Katya gli sorride. Osservandola togliersi i vestiti, Shadrach prova un desiderio prepotente, da cui è assente l’amore o anche solo la gioia. Il denso, scuro cespuglio del pube, ampio e ricciuto, che si spinge fino agli angoli delle cosce, esercita un magnetismo terribile: Shadrach prova un desiderio di intensità inconsueta di seppellirvi il proprio sesso, di tuffarlo come un’accetta nelle profondità senza uscita di lei, rimanere lì, immobile. Lindman indossa un panno simile al suo, e un pendente con la croce ad anello, identico a quello della guida. Questi sottolineano la sua nudità più che mascherarla. Come sempre, il corpo di Katya lo turba; fianchi ampi, sedere pesante, un corpo da contadina, con il baricentro piuttosto basso, l’ombelico profondo, nascosto tra le pieghe lisce di grasso del ventre, i seni pieni e appena allungati. È un corpo forte e voluttuoso, potente e al tempo stesso tutt’altro che atletico, con la femminilità esagerata di quelle veneri primordiali delle caverne di Cro-Magnon. Quel che più inquieta Shadrach, o almeno così sospetta lui, è il contrasto tra quel corpo dalla sessualità vigorosa, da madre terra, e quelle labbra sottili e predatrici, quei denti affilati e minacciosi. La bocca di Katya tradisce l’archetipo proiettato dal resto del suo corpo, e la contraddizione rende questa donna un mistero per Shadrach. Falsus in uno, falsus in omnibus, forse.

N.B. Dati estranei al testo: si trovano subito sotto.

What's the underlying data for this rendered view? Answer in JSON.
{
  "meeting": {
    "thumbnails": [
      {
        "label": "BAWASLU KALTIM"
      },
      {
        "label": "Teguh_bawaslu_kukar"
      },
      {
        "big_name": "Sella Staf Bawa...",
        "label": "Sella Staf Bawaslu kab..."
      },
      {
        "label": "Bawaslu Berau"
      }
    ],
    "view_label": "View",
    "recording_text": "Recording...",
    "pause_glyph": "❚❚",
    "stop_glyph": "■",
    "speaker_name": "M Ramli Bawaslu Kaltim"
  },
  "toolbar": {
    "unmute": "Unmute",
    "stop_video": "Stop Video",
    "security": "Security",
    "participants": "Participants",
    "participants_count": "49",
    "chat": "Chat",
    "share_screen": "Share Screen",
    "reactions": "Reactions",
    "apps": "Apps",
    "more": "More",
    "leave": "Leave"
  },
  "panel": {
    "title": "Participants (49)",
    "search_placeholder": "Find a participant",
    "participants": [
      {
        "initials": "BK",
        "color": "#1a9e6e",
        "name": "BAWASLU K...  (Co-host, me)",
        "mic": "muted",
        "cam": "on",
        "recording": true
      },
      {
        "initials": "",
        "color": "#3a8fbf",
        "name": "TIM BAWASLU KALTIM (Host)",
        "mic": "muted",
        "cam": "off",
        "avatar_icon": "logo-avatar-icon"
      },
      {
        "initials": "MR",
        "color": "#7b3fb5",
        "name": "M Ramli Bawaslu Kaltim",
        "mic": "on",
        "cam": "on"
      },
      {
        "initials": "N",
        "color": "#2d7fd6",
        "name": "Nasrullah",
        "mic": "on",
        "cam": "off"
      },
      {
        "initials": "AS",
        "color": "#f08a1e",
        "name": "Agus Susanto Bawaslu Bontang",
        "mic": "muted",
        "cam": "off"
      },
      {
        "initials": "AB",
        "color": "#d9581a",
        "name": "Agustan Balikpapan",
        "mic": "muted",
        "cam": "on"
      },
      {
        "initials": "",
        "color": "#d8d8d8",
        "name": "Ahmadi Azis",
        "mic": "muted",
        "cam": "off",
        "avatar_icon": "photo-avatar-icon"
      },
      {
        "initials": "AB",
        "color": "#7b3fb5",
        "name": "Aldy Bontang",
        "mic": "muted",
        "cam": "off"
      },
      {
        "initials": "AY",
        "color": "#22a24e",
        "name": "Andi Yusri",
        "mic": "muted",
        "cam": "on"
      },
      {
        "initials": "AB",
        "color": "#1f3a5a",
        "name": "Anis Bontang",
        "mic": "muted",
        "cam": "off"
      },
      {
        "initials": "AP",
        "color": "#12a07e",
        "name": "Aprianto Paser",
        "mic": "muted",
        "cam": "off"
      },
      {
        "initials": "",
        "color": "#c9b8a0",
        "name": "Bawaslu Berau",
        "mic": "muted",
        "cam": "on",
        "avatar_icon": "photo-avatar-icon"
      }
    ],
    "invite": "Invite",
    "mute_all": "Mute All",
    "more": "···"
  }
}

La donna con la testa di leone li invita a inginocchiarsi sui materassi, e porge a ciascuno dei due un talismano di metallo lucente. Non sembra in principio altro che uno specchio, una tavoletta vuota con i bordi decorati da motivi pseudoegizi, piccoli rilievi che rappresentano il falco di Horus, serpenti, scorpioni, scarabei, api, l’ibis di Thoth, inframmezzati da piccoli geroglifici dall’aspetto arcano; ma dopo qualche istante che li sta fissando, Shadrach inizia a percepire un disegno che gli dà il capogiro, linee punteggiate quasi invisibili che si avvitano a spirale attorno al centro dell’amuleto; queste linee, si accorge Shadrach, diventano visibili soltanto quando regge il talismano con l’angolazione giusta rispetto a un certo lume brillante appeso sopra la sua testa; e, muovendo l’oggetto con estrema delicatezza, può far sì che le linee si muovano, volteggino in un gorgo antiorario, può creare un vortice…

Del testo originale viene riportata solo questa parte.